Shoes and Twos

Style Bites

Easy-peasy...styling with borrowed shoes

Let's talk about shoes, borrowing shoes and shoe on a shoot. One of the most stressful parts of pulling clothes (borrowing them from a shop for a photo shoot) is finding the shoes. If you are lucky, you're working in a major fashion capital and have good working relationships with designer showrooms. In that case you've got to check and see if the model you're using will fit the sample shoes you're able to secure. A good model shouldn't fuss about squeezing into a shoe 1-1 1/2 sizes smaller than her normal size. Be careful with boots though, which can be more of a problem if too small. If the shoes are too big for the model, try stuffing the toes with a little bit of tissue paper. The more open the shoe (open toe, strappy, etc.) the harder it will be to hide the fact that they don't fit the model. You've seen this in magazines before. (...and here on the red carpet.)

If you're not in a city with good showrooms or you can't get the shoes you want from the supplier, you may be able to borrow shoes from retail stores. This is great because you can choose the size you need. The downside is that you need to be super careful on the shoot. Check the soles of the shoes first. If they're soft leather you're in trouble, as even the slightest bump on the floor will leave an impression. For most other soles, a few layers of gaffer's tape (or masking's cheaper) will do. Put the model into a pair of your heels--simillar height--and wait for the photographer to get the model into position first. When the photo is set up, only then bring the shoes to the model and have her slip them on. Then immediately after the shot is done have her remove them. Nail polish remover will help you remove any tape residue from the bottom of the soles. Make sure that the shoes are 100% clean again before you return them or be ready to pay full price!

Maxi pads are good for our soles

There's been a lot of talk about why I stock maxi pads and tampons in my kit. In the end, I realized that the tampons are just for the normal emergencies. After all, if you're in the middle of a shoot and someone needs one, she'll be your best friend forever if you've got a supply.

Other than that they work great for most anything you'd normally need a cotton ball for and they don't fall apart like cotton does.

Maxi pads are far more diverse in their possible uses. They can be used to protect the crotch of swimwear or underwear. Trim them so they don't show. If using a thong that's only been borrowed, not bought or from a showroom, please wrap the entire "thong" section in a thin pantyliner. I don't know a better way, aside from actually washing it afterwards, to keep it clean. (Friendly mother-like tip: Always wash your clothes and underwear after you buy them, even if you think you're the first person who's tried it on.)

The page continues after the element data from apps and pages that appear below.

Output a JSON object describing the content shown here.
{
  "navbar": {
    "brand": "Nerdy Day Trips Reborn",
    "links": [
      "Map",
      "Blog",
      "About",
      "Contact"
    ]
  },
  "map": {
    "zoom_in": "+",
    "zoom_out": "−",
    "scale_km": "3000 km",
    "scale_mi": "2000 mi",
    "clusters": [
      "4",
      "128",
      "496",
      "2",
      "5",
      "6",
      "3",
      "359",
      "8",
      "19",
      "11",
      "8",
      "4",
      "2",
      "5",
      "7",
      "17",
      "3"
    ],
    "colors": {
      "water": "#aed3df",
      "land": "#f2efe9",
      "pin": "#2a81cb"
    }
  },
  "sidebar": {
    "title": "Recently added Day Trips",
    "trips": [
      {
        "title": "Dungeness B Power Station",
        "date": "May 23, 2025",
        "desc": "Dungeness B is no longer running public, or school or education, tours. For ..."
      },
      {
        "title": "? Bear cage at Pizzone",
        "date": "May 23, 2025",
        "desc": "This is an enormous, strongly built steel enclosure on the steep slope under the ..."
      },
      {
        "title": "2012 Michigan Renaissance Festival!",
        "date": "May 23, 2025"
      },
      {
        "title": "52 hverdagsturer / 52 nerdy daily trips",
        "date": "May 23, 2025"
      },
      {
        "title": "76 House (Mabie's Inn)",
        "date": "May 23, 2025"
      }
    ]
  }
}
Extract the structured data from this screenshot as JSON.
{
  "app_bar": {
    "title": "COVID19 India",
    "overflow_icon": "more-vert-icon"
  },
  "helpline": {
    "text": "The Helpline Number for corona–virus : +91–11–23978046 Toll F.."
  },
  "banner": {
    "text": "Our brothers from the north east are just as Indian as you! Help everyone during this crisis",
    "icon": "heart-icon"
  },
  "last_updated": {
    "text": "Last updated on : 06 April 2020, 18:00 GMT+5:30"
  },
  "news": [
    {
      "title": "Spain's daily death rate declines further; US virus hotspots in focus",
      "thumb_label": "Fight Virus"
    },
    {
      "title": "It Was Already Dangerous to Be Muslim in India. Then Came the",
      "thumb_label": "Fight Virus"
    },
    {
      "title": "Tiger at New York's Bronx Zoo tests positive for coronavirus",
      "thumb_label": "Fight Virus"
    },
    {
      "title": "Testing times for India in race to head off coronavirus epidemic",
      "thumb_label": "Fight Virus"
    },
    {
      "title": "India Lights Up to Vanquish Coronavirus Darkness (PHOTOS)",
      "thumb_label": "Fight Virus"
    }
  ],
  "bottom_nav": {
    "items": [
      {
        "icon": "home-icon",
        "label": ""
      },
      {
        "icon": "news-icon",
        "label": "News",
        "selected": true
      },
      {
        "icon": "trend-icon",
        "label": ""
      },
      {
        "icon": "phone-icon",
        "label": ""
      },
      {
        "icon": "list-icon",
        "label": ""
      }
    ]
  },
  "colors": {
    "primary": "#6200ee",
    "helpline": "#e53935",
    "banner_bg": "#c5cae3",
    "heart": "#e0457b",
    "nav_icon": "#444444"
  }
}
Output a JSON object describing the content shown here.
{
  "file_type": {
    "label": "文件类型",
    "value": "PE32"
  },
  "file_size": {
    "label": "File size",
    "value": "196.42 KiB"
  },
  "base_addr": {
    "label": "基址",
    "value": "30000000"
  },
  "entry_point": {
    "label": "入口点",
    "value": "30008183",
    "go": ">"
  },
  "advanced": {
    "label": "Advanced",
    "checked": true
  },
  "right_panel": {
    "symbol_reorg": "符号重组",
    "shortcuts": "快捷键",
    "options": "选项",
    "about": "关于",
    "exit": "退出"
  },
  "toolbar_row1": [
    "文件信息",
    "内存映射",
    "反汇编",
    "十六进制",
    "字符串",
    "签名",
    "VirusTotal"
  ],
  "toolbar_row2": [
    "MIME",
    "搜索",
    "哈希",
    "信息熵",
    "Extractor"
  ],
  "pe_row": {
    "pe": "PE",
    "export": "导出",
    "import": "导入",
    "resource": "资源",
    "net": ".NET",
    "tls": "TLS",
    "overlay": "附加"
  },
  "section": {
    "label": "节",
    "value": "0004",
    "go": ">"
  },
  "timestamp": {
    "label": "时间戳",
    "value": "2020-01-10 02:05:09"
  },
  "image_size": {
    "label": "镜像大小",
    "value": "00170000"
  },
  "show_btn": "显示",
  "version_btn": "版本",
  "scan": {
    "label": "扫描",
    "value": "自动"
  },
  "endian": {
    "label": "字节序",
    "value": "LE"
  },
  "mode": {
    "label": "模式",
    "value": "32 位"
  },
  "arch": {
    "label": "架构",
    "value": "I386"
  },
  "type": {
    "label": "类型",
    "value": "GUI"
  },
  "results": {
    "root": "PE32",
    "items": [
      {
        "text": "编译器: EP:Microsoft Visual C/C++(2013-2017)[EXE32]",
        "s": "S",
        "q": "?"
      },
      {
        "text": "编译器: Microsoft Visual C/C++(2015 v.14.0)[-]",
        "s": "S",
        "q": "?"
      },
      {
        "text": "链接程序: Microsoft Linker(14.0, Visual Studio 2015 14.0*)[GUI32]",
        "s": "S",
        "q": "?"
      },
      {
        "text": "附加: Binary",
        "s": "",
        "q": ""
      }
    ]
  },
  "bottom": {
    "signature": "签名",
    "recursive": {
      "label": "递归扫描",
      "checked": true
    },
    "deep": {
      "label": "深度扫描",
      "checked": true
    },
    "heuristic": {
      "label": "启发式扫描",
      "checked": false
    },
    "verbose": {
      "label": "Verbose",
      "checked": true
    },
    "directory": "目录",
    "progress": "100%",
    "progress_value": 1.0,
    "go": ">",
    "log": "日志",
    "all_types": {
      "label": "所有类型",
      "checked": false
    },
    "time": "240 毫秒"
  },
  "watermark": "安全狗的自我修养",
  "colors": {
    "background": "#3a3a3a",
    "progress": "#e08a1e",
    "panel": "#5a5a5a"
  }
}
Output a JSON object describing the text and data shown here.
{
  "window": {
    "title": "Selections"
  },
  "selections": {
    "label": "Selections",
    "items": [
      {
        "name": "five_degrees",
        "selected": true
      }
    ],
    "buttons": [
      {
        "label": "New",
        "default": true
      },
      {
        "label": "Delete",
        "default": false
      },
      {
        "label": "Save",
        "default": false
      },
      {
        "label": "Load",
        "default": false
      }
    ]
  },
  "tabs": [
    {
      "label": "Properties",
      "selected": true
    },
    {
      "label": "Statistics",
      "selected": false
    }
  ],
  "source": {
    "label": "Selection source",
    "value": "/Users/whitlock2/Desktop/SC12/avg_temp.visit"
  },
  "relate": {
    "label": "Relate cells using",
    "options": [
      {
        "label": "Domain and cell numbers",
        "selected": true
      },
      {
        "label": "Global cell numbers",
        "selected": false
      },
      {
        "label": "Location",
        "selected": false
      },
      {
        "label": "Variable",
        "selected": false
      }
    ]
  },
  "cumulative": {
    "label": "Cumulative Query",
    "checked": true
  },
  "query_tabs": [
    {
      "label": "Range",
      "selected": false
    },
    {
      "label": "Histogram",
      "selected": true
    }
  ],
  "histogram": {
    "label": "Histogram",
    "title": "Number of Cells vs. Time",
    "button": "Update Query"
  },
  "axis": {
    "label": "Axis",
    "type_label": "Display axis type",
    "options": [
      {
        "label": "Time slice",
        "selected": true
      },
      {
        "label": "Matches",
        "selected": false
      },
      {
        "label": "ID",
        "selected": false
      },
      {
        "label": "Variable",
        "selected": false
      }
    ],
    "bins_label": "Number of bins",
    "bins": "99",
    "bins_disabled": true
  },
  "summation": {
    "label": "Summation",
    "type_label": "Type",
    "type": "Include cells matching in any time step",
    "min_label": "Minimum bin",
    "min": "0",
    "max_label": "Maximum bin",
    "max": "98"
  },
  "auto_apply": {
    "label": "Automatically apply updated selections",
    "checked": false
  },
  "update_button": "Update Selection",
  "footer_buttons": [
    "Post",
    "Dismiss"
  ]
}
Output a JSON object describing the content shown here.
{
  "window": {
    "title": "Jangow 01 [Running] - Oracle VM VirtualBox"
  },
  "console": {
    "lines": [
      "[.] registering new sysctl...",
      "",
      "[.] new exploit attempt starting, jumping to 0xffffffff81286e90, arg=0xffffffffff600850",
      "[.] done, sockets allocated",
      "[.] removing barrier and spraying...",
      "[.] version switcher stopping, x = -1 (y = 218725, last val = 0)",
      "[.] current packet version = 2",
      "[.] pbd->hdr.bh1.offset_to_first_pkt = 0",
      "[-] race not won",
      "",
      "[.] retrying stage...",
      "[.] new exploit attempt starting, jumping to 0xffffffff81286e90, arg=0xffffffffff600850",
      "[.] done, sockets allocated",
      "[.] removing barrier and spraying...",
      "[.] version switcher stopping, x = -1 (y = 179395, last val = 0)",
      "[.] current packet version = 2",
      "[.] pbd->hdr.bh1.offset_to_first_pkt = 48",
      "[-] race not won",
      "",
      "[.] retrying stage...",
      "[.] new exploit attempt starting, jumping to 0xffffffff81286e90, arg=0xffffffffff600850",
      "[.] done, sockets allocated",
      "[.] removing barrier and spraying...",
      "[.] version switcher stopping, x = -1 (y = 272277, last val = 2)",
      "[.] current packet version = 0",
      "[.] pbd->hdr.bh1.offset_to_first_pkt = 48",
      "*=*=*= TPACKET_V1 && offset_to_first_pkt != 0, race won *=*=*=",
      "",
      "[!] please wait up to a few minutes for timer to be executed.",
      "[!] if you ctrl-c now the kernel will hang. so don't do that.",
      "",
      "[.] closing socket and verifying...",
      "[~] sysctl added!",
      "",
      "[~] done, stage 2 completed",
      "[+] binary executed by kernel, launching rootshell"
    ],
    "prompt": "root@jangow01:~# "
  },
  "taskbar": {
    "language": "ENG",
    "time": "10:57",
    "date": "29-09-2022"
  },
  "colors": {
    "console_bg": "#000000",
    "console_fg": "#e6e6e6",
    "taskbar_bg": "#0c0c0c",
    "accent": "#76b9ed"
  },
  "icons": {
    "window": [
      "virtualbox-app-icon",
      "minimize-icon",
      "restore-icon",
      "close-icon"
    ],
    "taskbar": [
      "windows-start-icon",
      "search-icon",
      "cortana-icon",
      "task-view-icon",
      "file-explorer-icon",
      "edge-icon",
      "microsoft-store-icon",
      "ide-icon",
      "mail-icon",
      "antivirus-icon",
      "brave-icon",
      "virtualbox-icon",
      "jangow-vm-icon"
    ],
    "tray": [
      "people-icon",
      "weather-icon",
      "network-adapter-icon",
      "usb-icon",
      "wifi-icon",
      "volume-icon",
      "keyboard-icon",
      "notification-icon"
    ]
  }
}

The other key use for maxi pads is to protect the soles of your shoes. To prepare the shoes you will need: scissors, masking tape and a maxi pad. First check to see if the tape damages the sole of the shoe. Test it in an inconspicuous area, like near where the sole meets the heel. If the tape is okay, apply one layer, trimming the edges afterwards, to the entire area that will come in contact with the ground. Snip the maxi pad in half and apply one section to the tape covered sole, at the point which will take the most pressure when the model is walking. Cover this again with masking tape and smooth down completely until secure. Add masking tape to the heel as well. Although I didn't do this in the photo above, if you expect the heel will get an extra beating, apply a felt "coaster" to the bottom of the heel, trim to fit and then tape twice over the top.

Two's a Crowd

There's nothing more distracting on set than two people hired to do the same job. Normally this isn't a problem on small jobs but on something big, expensive or important, sometimes the team will be doubled up. Two hairstylists or two make up artists or, as was the case the other day for me, two fashion stylists.

I can't complain really because the other stylist is a friend of mine but the job was just weird. Normally for a fashion shoot a stylist will "call in" clothes from designer showrooms as needed, take the pieces to the shoot and have the model dressed accordingly. On this shoot both my friend and I seperately called in the clothing according to what we thought might work for the feel which the photographer wished to achieve.

Of course, come the day of the shoot, things didn't go so smoothly. My friend is a lovely person but we both have our own methods and our own vision of fashion. She tends to be more commercial and straight-forward, using each piece for it's normal purpose. I try to be more experimental, treating the model and the clothing as a complete artistic unit.

Each outfit was a pain to figure out. So much of what a fashion stylist does is about adding and taking away (a necklace works with that look but not with the next, or why not layer two pairs of stockings for a different look, etc.). With two different sets of "eyes" there was an immediate conflict of style. I never thought that blood pressures could be raised so quickly about whether or not to tuck in the shirt or how full the handbag should be stuffed with paper to fill it out.

We also had duplicates of a lot of items (black pants, white tops, coats, etc.) which irritated me because it was a waste of time for both of us to track them down.

A lot of cigarettes were smoked, a lot of coffee was consumed and I eventually just relented, thinking, "Who the hell cares in the end as long as I get paid."